Calgary councillor slams 2024 Bearspaw report: ‘A $2 million AI summary’
Posted Jan 12, 2026 7:57 am.
Last Updated Jan 12, 2026 7:14 pm.
As the Dec. 30 break of Calgary’s Bearspaw Feeder Main nears final repairs, Ward 2 Coun. Jennifer Wyness is raising concerns about the report on the 2024 break released last week.
In a post to social media, she says “a lot of misinformation” is “being perpetrated online and in the media” regarding the report.
Wyness lays out a timeline of when the report was ordered versus its release, saying the publishing of the report with less than 24 hours notice and without public engagement doesn’t reflect good governance or effectiveness from the panel.
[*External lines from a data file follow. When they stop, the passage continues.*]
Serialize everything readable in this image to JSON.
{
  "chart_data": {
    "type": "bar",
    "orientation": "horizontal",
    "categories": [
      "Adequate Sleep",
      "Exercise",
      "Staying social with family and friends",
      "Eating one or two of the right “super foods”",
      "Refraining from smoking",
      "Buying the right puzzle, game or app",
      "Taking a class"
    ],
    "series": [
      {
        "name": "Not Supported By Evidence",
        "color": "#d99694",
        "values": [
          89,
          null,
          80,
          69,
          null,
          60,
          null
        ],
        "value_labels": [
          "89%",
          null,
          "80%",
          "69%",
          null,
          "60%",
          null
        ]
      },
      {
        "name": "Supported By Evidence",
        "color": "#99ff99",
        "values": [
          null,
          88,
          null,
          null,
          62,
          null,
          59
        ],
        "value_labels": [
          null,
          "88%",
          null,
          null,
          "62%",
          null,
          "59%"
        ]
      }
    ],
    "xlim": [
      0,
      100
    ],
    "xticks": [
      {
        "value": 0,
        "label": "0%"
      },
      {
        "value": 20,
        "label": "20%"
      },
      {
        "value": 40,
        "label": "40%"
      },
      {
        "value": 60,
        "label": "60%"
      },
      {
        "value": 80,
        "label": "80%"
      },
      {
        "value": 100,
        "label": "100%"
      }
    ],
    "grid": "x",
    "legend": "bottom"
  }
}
The councillor seems to reject the panel’s findings of governance of organizational issues within the city, saying council received three updates following the initial break that went unacknowledged by the panel.
“Why did it take this fourth review 18 months to complete essentially a summary of the preceding reports – and with a budget of up to $2 million for the equivalent of an AI summary,” Wyness wrote. “This feels absurd.”
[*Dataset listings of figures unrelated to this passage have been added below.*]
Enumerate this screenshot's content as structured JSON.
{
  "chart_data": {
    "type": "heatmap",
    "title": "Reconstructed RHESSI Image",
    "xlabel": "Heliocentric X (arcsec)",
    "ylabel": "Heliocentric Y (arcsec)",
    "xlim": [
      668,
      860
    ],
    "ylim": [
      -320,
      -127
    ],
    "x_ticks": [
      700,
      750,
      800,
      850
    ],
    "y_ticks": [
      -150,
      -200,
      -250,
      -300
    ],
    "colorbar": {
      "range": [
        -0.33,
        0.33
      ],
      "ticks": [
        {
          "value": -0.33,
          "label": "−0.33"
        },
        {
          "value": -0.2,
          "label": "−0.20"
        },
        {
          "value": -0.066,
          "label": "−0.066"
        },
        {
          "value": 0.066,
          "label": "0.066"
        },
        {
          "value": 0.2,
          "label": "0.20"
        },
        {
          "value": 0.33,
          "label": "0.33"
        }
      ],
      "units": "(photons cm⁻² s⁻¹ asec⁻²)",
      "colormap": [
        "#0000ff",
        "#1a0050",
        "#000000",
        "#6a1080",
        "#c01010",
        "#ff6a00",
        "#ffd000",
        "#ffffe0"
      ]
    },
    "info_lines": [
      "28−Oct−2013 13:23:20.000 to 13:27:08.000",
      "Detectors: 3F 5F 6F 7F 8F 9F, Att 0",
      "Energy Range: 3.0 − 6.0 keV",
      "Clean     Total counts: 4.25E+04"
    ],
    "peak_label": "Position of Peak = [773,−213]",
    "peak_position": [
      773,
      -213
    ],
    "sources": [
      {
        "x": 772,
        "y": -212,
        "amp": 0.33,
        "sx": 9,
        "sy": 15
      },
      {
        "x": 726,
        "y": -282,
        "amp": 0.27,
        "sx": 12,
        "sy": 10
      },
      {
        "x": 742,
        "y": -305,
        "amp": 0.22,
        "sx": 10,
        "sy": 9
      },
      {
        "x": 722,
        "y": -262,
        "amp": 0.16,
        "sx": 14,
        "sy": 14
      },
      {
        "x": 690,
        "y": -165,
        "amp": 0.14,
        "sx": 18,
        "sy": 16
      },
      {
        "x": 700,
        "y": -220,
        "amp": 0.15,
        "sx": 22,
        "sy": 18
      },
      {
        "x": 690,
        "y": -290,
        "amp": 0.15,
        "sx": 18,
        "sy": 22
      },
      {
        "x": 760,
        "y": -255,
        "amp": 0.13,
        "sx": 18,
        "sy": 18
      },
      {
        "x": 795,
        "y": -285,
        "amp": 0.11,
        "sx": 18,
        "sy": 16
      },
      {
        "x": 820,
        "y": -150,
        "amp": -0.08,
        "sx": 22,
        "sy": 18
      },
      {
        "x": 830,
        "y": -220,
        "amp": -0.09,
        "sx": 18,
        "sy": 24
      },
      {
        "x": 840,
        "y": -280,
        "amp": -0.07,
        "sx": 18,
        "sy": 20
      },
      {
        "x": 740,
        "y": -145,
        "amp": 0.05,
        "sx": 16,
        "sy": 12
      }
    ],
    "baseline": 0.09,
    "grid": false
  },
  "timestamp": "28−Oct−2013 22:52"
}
Wyness has come out against the recommendation to create a city corporation to oversee water services, similar to how electricity is handled through Enmax. She claims this will remove all elected official oversight.
“Op-eds and running the media circuit to force the Mayor and Council’s hand to say yes and skip our responsibility to complete due diligence and engage Calgarians is unacceptable,” she said. “Calgarians should be wary of any independent panel that chooses to run a media campaign after misrepresenting the work that is currently happening and the structures in place to Calgarians.”
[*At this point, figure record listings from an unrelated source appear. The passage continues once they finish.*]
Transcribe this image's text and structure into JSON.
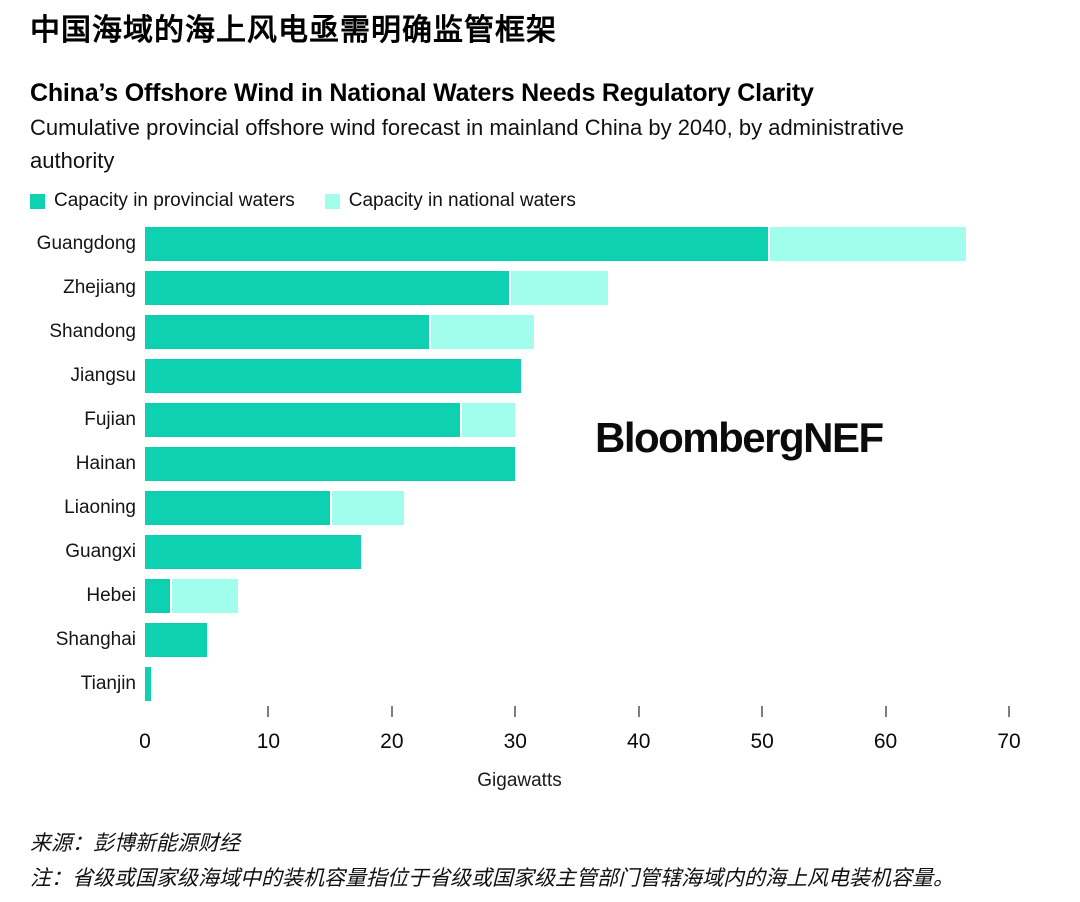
{
  "header": {
    "title_zh": "中国海域的海上风电亟需明确监管框架",
    "title_en": "China’s Offshore Wind in National Waters Needs Regulatory Clarity",
    "subtitle": "Cumulative provincial offshore wind forecast in mainland China by 2040, by administrative authority"
  },
  "legend": {
    "provincial_label": "Capacity in provincial waters",
    "national_label": "Capacity in national waters"
  },
  "branding": {
    "logo_text": "BloombergNEF"
  },
  "colors": {
    "provincial": "#0ed1b2",
    "national": "#a1fdec",
    "tick": "#7d7d7d"
  },
  "chart_data": {
    "type": "bar",
    "orientation": "horizontal",
    "stacked": true,
    "title": "China’s Offshore Wind in National Waters Needs Regulatory Clarity",
    "subtitle": "Cumulative provincial offshore wind forecast in mainland China by 2040, by administrative authority",
    "categories": [
      "Guangdong",
      "Zhejiang",
      "Shandong",
      "Jiangsu",
      "Fujian",
      "Hainan",
      "Liaoning",
      "Guangxi",
      "Hebei",
      "Shanghai",
      "Tianjin"
    ],
    "series": [
      {
        "name": "Capacity in provincial waters",
        "color": "#0ed1b2",
        "values": [
          50.5,
          29.5,
          23,
          30.5,
          25.5,
          30,
          15,
          17.5,
          2,
          5,
          0.5
        ]
      },
      {
        "name": "Capacity in national waters",
        "color": "#a1fdec",
        "values": [
          16,
          8,
          8.5,
          0,
          4.5,
          0,
          6,
          0,
          5.5,
          0,
          0
        ]
      }
    ],
    "totals": [
      66.5,
      37.5,
      31.5,
      30.5,
      30,
      30,
      21,
      17.5,
      7.5,
      5,
      0.5
    ],
    "xlabel": "Gigawatts",
    "ylabel": "",
    "xlim": [
      0,
      70
    ],
    "xticks": [
      0,
      10,
      20,
      30,
      40,
      50,
      60,
      70
    ],
    "grid": false,
    "legend_position": "top"
  },
  "footer": {
    "source": "来源：彭博新能源财经",
    "note": "注：省级或国家级海域中的装机容量指位于省级或国家级主管部门管辖海域内的海上风电装机容量。"
  }
}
Wyness says the councillors in favour of the report’s recommendations are newcomers to council and they pressured for the expedited release of the report.
The head of the independent review panel Siegfried Kiefer says he is not looking to pressure members of council but says, based on the panel’s review, council needs to be “action-oriented” rather than being “debate-oriented.”
“Every repair on this pipeline is costing $40 to $50 million in investment by citizens on a half-hazard approach to the system that we are involved in,” says Kiefer.
One of the new councillors, Ward 14’s Landon Johnston, is also raising questions about the release of the report. He wrote on social media on Sunday that he was concerned the council wasn’t provided with an urgent water report during orientation and that there might be other essential reports they haven’t seen.
Wyness was elected for a second term in the October 2025 municipal election. Johnston was elected for the first time during the same vote.